Schließlich, so der von der Bahn erzeugte Eindruck, habe Greta durch ihr Ticket für die Erste Klasse durchaus eine Sitzplatzreservierung gehabt. Bundestagsabgeordneter Niema Movassat von der Linken twittert stellvertretend für viele User seine Empörung:
Sogar eine offizielle Presseinformation gibt die Bahn heraus: "Zwischen Kassel und Hamburg ist Greta Thunberg - wie die zahlreichen weiteren Fahrgäste im Zug - freundlich und kompetent vom Zugteam der DB an ihrem Sitzplatz in der Ersten Klasse betreut worden. Dort saßen nach Angaben unseres Bordpersonals bereits ab Frankfurt die Mitreisenden von Greta Thunberg."
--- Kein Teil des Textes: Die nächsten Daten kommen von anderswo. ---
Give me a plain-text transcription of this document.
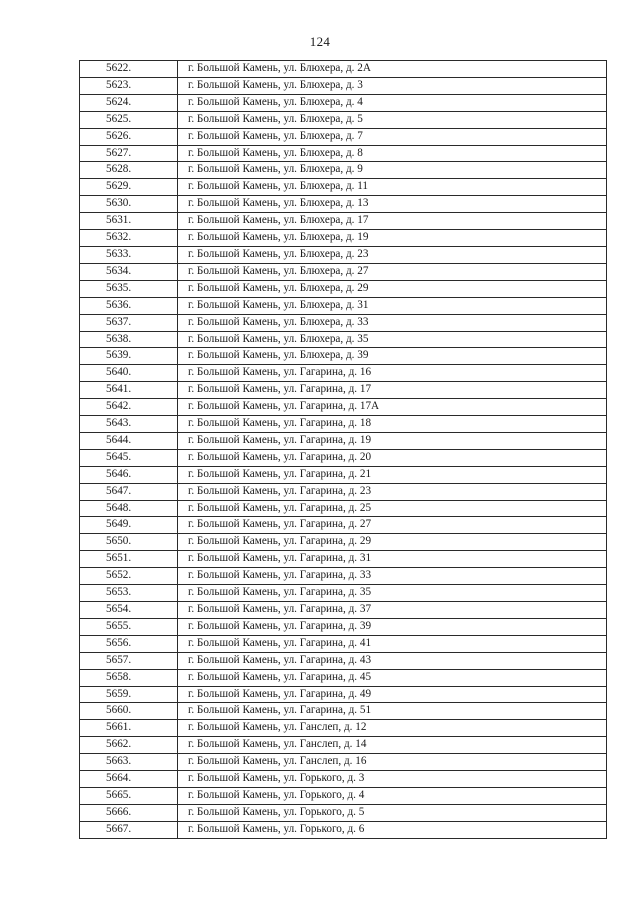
124
5622.	г. Большой Камень, ул. Блюхера, д. 2А
5623.	г. Большой Камень, ул. Блюхера, д. 3
5624.	г. Большой Камень, ул. Блюхера, д. 4
5625.	г. Большой Камень, ул. Блюхера, д. 5
5626.	г. Большой Камень, ул. Блюхера, д. 7
5627.	г. Большой Камень, ул. Блюхера, д. 8
5628.	г. Большой Камень, ул. Блюхера, д. 9
5629.	г. Большой Камень, ул. Блюхера, д. 11
5630.	г. Большой Камень, ул. Блюхера, д. 13
5631.	г. Большой Камень, ул. Блюхера, д. 17
5632.	г. Большой Камень, ул. Блюхера, д. 19
5633.	г. Большой Камень, ул. Блюхера, д. 23
5634.	г. Большой Камень, ул. Блюхера, д. 27
5635.	г. Большой Камень, ул. Блюхера, д. 29
5636.	г. Большой Камень, ул. Блюхера, д. 31
5637.	г. Большой Камень, ул. Блюхера, д. 33
5638.	г. Большой Камень, ул. Блюхера, д. 35
5639.	г. Большой Камень, ул. Блюхера, д. 39
5640.	г. Большой Камень, ул. Гагарина, д. 16
5641.	г. Большой Камень, ул. Гагарина, д. 17
5642.	г. Большой Камень, ул. Гагарина, д. 17А
5643.	г. Большой Камень, ул. Гагарина, д. 18
5644.	г. Большой Камень, ул. Гагарина, д. 19
5645.	г. Большой Камень, ул. Гагарина, д. 20
5646.	г. Большой Камень, ул. Гагарина, д. 21
5647.	г. Большой Камень, ул. Гагарина, д. 23
5648.	г. Большой Камень, ул. Гагарина, д. 25
5649.	г. Большой Камень, ул. Гагарина, д. 27
5650.	г. Большой Камень, ул. Гагарина, д. 29
5651.	г. Большой Камень, ул. Гагарина, д. 31
5652.	г. Большой Камень, ул. Гагарина, д. 33
5653.	г. Большой Камень, ул. Гагарина, д. 35
5654.	г. Большой Камень, ул. Гагарина, д. 37
5655.	г. Большой Камень, ул. Гагарина, д. 39
5656.	г. Большой Камень, ул. Гагарина, д. 41
5657.	г. Большой Камень, ул. Гагарина, д. 43
5658.	г. Большой Камень, ул. Гагарина, д. 45
5659.	г. Большой Камень, ул. Гагарина, д. 49
5660.	г. Большой Камень, ул. Гагарина, д. 51
5661.	г. Большой Камень, ул. Ганслеп, д. 12
5662.	г. Большой Камень, ул. Ганслеп, д. 14
5663.	г. Большой Камень, ул. Ганслеп, д. 16
5664.	г. Большой Камень, ул. Горького, д. 3
5665.	г. Большой Камень, ул. Горького, д. 4
5666.	г. Большой Камень, ул. Горького, д. 5
5667.	г. Большой Камень, ул. Горького, д. 6
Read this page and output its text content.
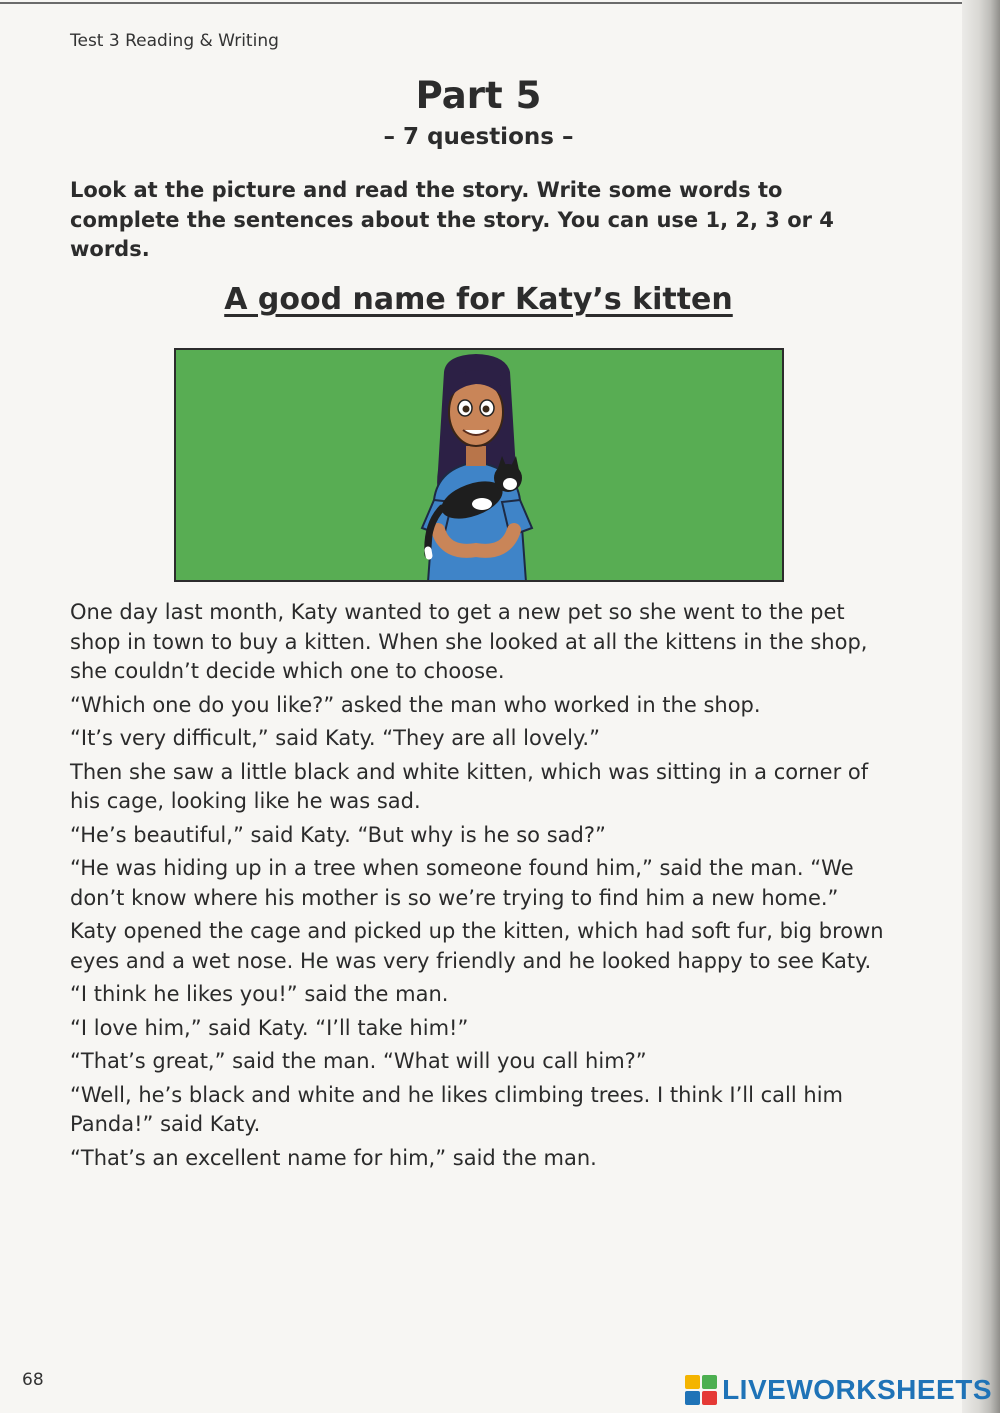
Test 3 Reading & Writing
Part 5
– 7 questions –
Look at the picture and read the story. Write some words to complete the sentences about the story. You can use 1, 2, 3 or 4 words.
A good name for Katy’s kitten

One day last month, Katy wanted to get a new pet so she went to the pet shop in town to buy a kitten. When she looked at all the kittens in the shop, she couldn’t decide which one to choose.

“Which one do you like?” asked the man who worked in the shop.

“It’s very difficult,” said Katy. “They are all lovely.”

Then she saw a little black and white kitten, which was sitting in a corner of his cage, looking like he was sad.

“He’s beautiful,” said Katy. “But why is he so sad?”

“He was hiding up in a tree when someone found him,” said the man. “We don’t know where his mother is so we’re trying to find him a new home.”

Katy opened the cage and picked up the kitten, which had soft fur, big brown eyes and a wet nose. He was very friendly and he looked happy to see Katy.

“I think he likes you!” said the man.

“I love him,” said Katy. “I’ll take him!”

“That’s great,” said the man. “What will you call him?”

“Well, he’s black and white and he likes climbing trees. I think I’ll call him Panda!” said Katy.

“That’s an excellent name for him,” said the man.

68	LIVEWORKSHEETS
Kritiker Thunbergs reagieren mit einer Flut von Hasskommentaren, die sich über die 16-Jährige ergießt. Ihr werden Propaganda und Lügen unterstellt.
Die Klimaaktivistin reagiert daraufhin und erklärt ihren Reiseverlauf noch genauer. Ihr Zug von Basel sei ausgefallen, weshalb sie im Anschluss in zwei verschiedenen Zügen auf dem Boden gesessen habe, twitterte sie.
Hinter Göttingen habe sie schließlich einen Sitzplatz erhalten. "Das ist natürlich kein Problem und ich habe niemals gesagt, dass es eines wäre." Vielmehr seien überfüllte Züge "ein großartiges Zeichen, weil das bedeutet, dass die Nachfrage nach Bahnreisen groß ist".
Am Sonntag ging im Übrigen auch die UN-Klimakonferenz in Madrid zu Ende - selbst wohlmeinende Beobachter unterstellten der Weltgemeinschaft ein Scheitern im Kampf gegen die Klimakatastrophe.
Dieser Misserfolg dürfte Greta Thunberg angesichts ihres Engagements für den Klimaschutz deutlich mehr geschmerzt haben als eine verfehlte Social-Media-Strategie der Deutschen Bahn.